Above, a series of images acquired with a new system that uses optical coherence tomography, a light-based technology, to analyze biological tissues, such as lumpectomies, during a surgical procedure. The images show a positive result, suggesting the presence of a tumor. (Credit: Freddy Nguyen, Steven Adie, Stephen Boppart, and Darren Stevenson)

U. ILLINOIS (US)—Waiting for laboratory results is often one of the most stressful aspects of a breast cancer diagnosis. A new optical imaging system aims to ease that stress by giving doctors performing lumpectomies real-time information on breast cancer tissue margins while still in the operating room.

Developed by Stephen Boppart, professor of electrical and computer engineering, bioengineering, and medicine, at the University of Illinois, the imaging system uses optical coherence tomography—a light-based technology for imaging subsurface biological tissue—to provide high-resolution, micron-scale images.

Boppart put his system to the test through a collaborative study involving his laboratory at Illinois’s Beckman Institute and a local hospital.

The study, which involved 37 breast cancer patients, used for the first time anywhere, an optical coherence tomography, or OCT, imaging system as an intraoperative (within the operating room during the procedure), real-time diagnostic tool for assessing tumor margins in resected breast tissue.

Results show that, when correlated with post-surgical findings of pathologists, the accuracy of the OCT system’s results were validated by the histology data.

The intraoperative OCT system showed 100 percent sensitivity and 82 percent specificity for determining margin status, either positive or negative, for cancerous cells.

Boppart says a positive margin means there are tumor cells at a cut surface, a close margin means they are within one millimeter of that surface, and a negative margin that they are greater than one millimeter away.

“The fact that we have 100 percent sensitivity means we were able to detect 100 percent of the time when disease is present, when there is a positive margin,” Boppart explains.

“The 82 percent specificity means when there is a negative margin, we are able to call it negative 82 percent of the time. So I’m very pleased with those numbers.”

Boppart says the ability to quickly and accurately assess tumor margins in the operating room is an important capability the OCT system brings to the fight against breast cancer.

“I don’t think it will ever replace histology as the gold standard,” Boppart stresses. “Histology, with its resolution and staining, is really what is used to make the final diagnosis. However, histology has limits in terms of how much it can sample, how long it takes, and how much it costs.”

The advantages of the OCT system are that it “provides surgeons the ability to assess margin status in real-time, complementing current gross visual examination, potentially reducing the number of positive/close margins discovered post-operatively, and thereby reducing the need for additional surgical procedures.”

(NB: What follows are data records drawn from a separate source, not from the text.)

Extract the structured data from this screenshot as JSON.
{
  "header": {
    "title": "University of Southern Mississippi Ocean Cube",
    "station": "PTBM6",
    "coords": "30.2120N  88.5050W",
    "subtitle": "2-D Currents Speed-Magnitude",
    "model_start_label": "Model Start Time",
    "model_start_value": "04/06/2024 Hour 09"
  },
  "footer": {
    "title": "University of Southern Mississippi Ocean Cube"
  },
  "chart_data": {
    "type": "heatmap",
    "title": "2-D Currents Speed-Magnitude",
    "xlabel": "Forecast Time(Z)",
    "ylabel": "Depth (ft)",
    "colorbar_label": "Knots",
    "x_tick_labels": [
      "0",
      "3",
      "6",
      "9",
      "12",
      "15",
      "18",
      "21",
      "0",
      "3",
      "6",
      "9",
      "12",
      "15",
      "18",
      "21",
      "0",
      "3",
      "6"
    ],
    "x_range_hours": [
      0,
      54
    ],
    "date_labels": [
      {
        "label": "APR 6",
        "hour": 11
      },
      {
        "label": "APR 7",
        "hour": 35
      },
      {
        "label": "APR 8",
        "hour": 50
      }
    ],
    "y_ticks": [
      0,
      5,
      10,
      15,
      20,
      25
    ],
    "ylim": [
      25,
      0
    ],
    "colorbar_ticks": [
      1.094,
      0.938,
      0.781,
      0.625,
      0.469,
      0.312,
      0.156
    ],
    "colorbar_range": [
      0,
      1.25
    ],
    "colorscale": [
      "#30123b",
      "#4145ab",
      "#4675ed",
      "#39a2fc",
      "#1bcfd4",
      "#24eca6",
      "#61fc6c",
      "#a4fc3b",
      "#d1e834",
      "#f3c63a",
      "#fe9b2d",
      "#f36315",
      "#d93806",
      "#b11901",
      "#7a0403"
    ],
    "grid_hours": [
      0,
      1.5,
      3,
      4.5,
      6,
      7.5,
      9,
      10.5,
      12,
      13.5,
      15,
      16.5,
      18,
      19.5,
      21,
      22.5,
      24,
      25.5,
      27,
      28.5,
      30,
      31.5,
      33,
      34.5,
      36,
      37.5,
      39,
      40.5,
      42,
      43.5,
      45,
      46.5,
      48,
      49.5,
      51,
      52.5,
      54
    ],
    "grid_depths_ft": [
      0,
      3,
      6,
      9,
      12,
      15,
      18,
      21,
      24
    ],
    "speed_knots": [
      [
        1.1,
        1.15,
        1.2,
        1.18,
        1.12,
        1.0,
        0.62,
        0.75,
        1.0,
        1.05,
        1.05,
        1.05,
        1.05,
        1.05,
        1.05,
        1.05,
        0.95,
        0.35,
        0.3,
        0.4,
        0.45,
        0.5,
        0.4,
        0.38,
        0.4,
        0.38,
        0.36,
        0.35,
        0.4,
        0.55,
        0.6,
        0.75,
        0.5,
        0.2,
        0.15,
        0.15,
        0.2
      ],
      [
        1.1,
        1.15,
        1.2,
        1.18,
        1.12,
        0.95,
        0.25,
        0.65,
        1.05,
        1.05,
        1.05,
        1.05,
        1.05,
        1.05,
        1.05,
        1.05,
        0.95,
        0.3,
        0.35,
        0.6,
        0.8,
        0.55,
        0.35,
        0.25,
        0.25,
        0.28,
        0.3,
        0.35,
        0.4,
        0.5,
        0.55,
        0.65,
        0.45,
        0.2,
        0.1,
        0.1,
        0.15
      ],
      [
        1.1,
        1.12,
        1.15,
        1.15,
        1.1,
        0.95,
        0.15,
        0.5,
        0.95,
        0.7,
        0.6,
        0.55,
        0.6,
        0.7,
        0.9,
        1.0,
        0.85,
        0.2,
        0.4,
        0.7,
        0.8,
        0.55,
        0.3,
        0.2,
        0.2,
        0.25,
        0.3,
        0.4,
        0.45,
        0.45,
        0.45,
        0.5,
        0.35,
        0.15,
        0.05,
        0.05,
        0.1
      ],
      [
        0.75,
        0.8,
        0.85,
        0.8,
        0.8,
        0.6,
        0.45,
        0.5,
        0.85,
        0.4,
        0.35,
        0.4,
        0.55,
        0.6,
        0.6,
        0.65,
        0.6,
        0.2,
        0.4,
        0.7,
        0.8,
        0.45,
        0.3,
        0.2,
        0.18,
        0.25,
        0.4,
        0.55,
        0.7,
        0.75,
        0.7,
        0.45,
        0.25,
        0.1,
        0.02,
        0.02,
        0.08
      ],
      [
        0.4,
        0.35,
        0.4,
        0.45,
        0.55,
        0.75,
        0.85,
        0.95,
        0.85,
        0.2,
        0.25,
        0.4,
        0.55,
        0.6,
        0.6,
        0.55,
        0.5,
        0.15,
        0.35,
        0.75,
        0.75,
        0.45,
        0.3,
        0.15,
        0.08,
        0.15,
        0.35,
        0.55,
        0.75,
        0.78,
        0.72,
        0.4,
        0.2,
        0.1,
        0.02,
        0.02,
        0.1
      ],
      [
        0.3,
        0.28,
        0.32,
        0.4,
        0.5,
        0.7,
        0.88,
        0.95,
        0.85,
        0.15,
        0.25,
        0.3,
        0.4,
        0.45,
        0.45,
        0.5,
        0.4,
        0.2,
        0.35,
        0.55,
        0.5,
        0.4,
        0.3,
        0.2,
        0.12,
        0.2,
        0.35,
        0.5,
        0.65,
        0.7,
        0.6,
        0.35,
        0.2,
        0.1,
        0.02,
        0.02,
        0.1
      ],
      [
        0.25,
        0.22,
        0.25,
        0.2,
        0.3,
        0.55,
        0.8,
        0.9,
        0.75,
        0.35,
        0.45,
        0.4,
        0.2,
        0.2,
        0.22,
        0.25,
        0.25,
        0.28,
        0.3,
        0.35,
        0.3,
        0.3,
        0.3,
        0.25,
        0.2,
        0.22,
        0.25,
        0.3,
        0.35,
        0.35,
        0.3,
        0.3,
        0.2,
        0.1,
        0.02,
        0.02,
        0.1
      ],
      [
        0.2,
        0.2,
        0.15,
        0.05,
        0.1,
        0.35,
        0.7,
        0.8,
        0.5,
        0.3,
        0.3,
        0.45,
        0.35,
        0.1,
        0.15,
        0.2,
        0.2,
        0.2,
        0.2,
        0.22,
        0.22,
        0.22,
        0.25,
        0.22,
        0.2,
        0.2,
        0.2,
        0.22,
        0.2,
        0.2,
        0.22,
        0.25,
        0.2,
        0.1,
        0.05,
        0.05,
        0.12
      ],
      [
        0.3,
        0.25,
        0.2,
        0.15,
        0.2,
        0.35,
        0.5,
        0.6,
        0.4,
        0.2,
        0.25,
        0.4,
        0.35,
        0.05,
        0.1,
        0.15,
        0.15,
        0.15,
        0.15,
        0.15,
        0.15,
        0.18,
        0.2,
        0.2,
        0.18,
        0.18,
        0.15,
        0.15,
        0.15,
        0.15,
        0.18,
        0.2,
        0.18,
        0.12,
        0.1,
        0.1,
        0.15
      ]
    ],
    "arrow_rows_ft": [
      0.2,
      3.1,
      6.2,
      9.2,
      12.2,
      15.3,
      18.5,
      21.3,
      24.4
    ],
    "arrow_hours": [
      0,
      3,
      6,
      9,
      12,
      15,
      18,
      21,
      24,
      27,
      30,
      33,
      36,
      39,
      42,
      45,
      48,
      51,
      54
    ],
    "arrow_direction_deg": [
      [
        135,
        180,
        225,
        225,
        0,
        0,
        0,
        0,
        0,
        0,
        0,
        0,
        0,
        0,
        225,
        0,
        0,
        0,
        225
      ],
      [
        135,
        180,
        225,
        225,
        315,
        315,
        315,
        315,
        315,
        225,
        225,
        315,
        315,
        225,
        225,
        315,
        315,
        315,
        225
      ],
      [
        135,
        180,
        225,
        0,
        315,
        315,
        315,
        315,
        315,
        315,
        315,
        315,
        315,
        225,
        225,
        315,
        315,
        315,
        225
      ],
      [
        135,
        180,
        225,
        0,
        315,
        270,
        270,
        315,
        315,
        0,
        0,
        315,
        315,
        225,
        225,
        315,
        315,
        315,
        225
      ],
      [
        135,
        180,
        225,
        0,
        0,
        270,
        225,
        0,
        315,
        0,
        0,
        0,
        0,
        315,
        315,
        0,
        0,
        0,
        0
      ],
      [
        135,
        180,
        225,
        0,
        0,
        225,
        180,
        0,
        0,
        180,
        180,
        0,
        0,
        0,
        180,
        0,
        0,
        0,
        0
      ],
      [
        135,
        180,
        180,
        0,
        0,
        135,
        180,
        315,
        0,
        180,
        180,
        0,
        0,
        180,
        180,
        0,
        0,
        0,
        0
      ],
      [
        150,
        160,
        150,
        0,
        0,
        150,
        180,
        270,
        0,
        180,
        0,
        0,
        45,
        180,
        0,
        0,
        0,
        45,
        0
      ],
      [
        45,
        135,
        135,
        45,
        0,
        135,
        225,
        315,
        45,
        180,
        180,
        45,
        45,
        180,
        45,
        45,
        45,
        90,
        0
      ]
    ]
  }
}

Histology assessments performed after surgical lumpectomy procedures find positive margins between 10 percent and 30 percent of the time, Boppart says. With histological methods, tumor margins are often under-sampled, sometimes missing positive margins, and often with a return to the operating room for a second resection procedure for the patient.

“And this is found a day later after the surgery has ended,” Boppart says. “It means that the patient has to come back for another procedure, with all the risks and costs associated with that, and all the anxiety.

“Another downside for the patient is if there are any tumor cells left behind. These patients are likely to relapse, as there is a fairly high local recurrence rate of tumors that grow back in that area.”

Boppart says that by using the OCT system, “intraoperative identification of positive margins will decrease the need for additional surgical procedures and the rate of local recurrence in breast cancer patients.”

The paper detailing the research appeared as the cover story in the American Association of Cancer Research’s journal Cancer Research.